Algorithm: BC-GA: A Graph Partitioning Algorithm for Parallel Simulation of Internet Applications Abstract: Static task mapping of parallel simulation is studied as a graph partitioning problem (GPP). However, the existing algorithms are primarily designed for partitioning finite element meshes or random graphs which are essentially different from the Internet-like topologies used in the field of large scale network simulation. In this paper, we present a new genetic algorithm, BC-GA, for effectively partitioning Internet-like topologies based on, boundary crossing, a quite different principle inspired by the analysis of characteristic of the Internet topology and its related solutions. All operations of this algorithm are novel, such as pizza-cutting and autogamy propagation. We test this algorithm on a large extent of graphs, including the snapshots of the real AS-level Internet, the topologies produced by the Internet model generator and many traditional benchmark graphs. The experiment shows that our algorithm can outperform traditional approaches on partitioning Internet-like topologies and it is also better than or comparable to those on traditional GPP. The experiment also shows that a genetic algorithm can converge quickly if the domain knowledge is fitly combined. Why: This algorithm is focused on concurrent partition searching. If we are trying to search for a partition (tag), being able to search and resolve all partitions (tags) concurrently would be helpful. This algorithm is also designed for scale, so performance shouldn't be too bad.

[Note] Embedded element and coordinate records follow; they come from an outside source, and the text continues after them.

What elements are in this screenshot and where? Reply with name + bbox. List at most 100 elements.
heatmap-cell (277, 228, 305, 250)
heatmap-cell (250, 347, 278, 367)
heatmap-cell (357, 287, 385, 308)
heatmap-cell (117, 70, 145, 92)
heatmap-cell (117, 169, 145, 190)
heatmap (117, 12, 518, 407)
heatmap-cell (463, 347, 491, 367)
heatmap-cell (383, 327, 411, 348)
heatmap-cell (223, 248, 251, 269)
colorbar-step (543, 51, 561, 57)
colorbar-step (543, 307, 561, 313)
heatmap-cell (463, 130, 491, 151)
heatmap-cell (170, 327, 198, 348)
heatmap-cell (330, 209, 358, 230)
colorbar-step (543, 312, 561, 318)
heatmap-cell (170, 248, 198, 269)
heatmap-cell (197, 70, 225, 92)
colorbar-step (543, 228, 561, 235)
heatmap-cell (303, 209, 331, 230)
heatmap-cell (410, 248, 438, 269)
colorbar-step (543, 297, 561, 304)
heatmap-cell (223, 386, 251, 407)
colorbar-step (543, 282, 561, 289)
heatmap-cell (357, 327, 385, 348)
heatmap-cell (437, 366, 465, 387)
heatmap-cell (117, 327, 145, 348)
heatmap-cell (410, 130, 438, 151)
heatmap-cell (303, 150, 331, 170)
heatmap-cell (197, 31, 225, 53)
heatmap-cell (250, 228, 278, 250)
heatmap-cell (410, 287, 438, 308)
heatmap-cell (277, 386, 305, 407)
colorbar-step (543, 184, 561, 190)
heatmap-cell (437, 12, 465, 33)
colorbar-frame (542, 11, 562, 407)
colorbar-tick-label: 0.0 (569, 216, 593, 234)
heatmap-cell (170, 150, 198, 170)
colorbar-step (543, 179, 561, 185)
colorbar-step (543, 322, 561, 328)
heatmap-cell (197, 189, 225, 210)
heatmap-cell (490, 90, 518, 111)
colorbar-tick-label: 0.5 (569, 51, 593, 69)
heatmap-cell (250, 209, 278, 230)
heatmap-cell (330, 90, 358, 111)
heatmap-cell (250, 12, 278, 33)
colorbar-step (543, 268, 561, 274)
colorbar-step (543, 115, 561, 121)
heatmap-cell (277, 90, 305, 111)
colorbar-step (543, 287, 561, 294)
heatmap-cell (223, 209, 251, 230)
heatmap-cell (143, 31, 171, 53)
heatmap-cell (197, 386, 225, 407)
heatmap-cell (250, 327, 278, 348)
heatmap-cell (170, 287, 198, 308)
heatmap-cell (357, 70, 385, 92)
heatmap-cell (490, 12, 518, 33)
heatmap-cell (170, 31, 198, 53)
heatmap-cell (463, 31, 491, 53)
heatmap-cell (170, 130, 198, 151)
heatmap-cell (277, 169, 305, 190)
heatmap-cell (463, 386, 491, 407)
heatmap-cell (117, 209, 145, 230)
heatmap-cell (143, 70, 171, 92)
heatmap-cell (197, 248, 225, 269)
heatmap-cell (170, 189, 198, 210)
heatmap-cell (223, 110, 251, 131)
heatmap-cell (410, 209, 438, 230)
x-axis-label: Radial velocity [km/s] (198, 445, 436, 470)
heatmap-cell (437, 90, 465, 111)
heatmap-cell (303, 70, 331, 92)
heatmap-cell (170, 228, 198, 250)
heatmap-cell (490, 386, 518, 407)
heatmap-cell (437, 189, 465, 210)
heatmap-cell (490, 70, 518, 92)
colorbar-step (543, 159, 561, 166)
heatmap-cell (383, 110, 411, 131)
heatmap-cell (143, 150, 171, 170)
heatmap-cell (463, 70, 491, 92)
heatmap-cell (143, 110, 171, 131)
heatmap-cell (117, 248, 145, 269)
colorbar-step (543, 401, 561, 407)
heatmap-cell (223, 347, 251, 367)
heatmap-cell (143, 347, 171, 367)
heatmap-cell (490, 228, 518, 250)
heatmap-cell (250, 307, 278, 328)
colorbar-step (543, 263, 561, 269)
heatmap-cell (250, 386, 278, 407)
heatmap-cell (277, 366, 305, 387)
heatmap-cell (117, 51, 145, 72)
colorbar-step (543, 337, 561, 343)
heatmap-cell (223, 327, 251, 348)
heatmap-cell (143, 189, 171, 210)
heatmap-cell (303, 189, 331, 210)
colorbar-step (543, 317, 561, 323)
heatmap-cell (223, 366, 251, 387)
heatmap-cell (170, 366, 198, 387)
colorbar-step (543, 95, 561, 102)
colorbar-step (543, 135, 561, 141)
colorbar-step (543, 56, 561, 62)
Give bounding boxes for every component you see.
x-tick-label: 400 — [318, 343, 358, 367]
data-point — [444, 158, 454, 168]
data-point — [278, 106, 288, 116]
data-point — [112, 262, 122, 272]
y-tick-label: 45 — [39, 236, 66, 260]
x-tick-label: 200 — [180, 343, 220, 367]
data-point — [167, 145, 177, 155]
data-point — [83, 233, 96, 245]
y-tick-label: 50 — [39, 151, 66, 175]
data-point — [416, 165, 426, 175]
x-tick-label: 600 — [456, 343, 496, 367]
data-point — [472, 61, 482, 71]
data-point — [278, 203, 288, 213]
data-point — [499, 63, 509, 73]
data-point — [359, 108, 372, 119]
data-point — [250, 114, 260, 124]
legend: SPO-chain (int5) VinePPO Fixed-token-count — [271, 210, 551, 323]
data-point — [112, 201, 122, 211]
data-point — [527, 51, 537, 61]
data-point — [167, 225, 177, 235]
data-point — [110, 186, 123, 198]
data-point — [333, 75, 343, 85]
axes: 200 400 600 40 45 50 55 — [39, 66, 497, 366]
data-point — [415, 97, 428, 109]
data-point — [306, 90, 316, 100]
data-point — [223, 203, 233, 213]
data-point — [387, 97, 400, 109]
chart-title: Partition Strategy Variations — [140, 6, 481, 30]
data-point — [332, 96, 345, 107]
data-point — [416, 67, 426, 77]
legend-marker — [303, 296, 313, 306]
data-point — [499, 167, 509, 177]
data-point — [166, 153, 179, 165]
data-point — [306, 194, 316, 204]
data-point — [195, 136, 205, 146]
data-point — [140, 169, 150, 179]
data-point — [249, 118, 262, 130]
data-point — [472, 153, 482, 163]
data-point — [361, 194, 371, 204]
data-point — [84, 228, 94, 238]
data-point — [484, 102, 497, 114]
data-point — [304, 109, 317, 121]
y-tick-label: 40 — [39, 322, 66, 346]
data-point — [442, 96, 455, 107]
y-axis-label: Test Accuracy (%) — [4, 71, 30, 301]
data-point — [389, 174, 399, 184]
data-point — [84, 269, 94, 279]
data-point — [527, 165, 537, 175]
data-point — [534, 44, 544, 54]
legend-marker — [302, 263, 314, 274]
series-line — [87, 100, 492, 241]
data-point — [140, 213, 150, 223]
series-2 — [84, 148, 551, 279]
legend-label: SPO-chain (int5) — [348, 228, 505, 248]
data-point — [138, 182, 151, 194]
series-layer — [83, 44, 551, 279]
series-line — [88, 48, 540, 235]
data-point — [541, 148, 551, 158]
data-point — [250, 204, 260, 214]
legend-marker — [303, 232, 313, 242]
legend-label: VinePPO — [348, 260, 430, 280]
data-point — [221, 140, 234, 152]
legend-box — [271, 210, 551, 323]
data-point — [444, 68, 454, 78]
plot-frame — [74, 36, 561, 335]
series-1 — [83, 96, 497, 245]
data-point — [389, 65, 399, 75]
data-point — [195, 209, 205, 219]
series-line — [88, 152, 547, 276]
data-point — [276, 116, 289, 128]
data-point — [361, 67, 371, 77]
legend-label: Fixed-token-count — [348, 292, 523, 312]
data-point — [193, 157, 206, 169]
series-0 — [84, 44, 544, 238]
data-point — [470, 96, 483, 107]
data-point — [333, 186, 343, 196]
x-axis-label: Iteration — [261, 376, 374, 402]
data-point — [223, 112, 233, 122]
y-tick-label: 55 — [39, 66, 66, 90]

Algorithm: An Adaptive Parallel Algorithm for Computing Connected Components Abstract: We present an efficient distributed memory parallel algorithm for computing connected components in undirected graphs based on Shiloach-Vishkin's PRAM approach. We discuss multiple optimization techniques that reduce communication volume as well as load-balance the algorithm. We also note that the efficiency of the parallel graph connectivity algorithm depends on the underlying graph topology. Particularly for short diameter graph components, we observe that parallel Breadth First Search (BFS) method offers better performance. However, running parallel BFS is not efficient for computing large diameter components or large number of small components. To address this challenge, we employ a heuristic that allows the algorithm to quickly predict the type of the network by computing the degree distribution and follow the optimal hybrid route. Using large graphs with diverse topologies from domains including metagenomics, web crawl, social graph and road networks, we show that our hybrid implementation is efficient and scalable for each of the graph types. Our approach achieves a runtime of 215 seconds using 32K cores of Cray XC30 for a metagenomic graph with over 50 billion edges. When compared against the previous state-of-the-art method, we see performance improvements up to 24x. Why: This is likely a more simplistic representation of a concurrent/PRAM approach at a breadth-first search of a graph. If we focus on betweenness (tag correlation), this could be a good algorithm that would let us traverse all the nodes quickly, using a set as a correlation of visited nodes. The performance on this should be okay.
Maybe this should be a proposal...
Sorry for not getting back to you on your questions sooner. I think I would only be using the tags for deletion. And yes, Orphaned tags are definitely a concern. I may try to solve this in a naive way in the meantime, using a separate data structure to let me look up BigCache hashes by tag.
@hobbs yeah, a naive way is best for now if you need something sooner. Not sure when I'll get around to PRAM stuff.
This has been on my mind for awhile, I haven't made any progress on it, though. I still think a graph structure is the right way to go, I'm just thinking through the graph structure.
Is it possible to have two keys point to same cache entry?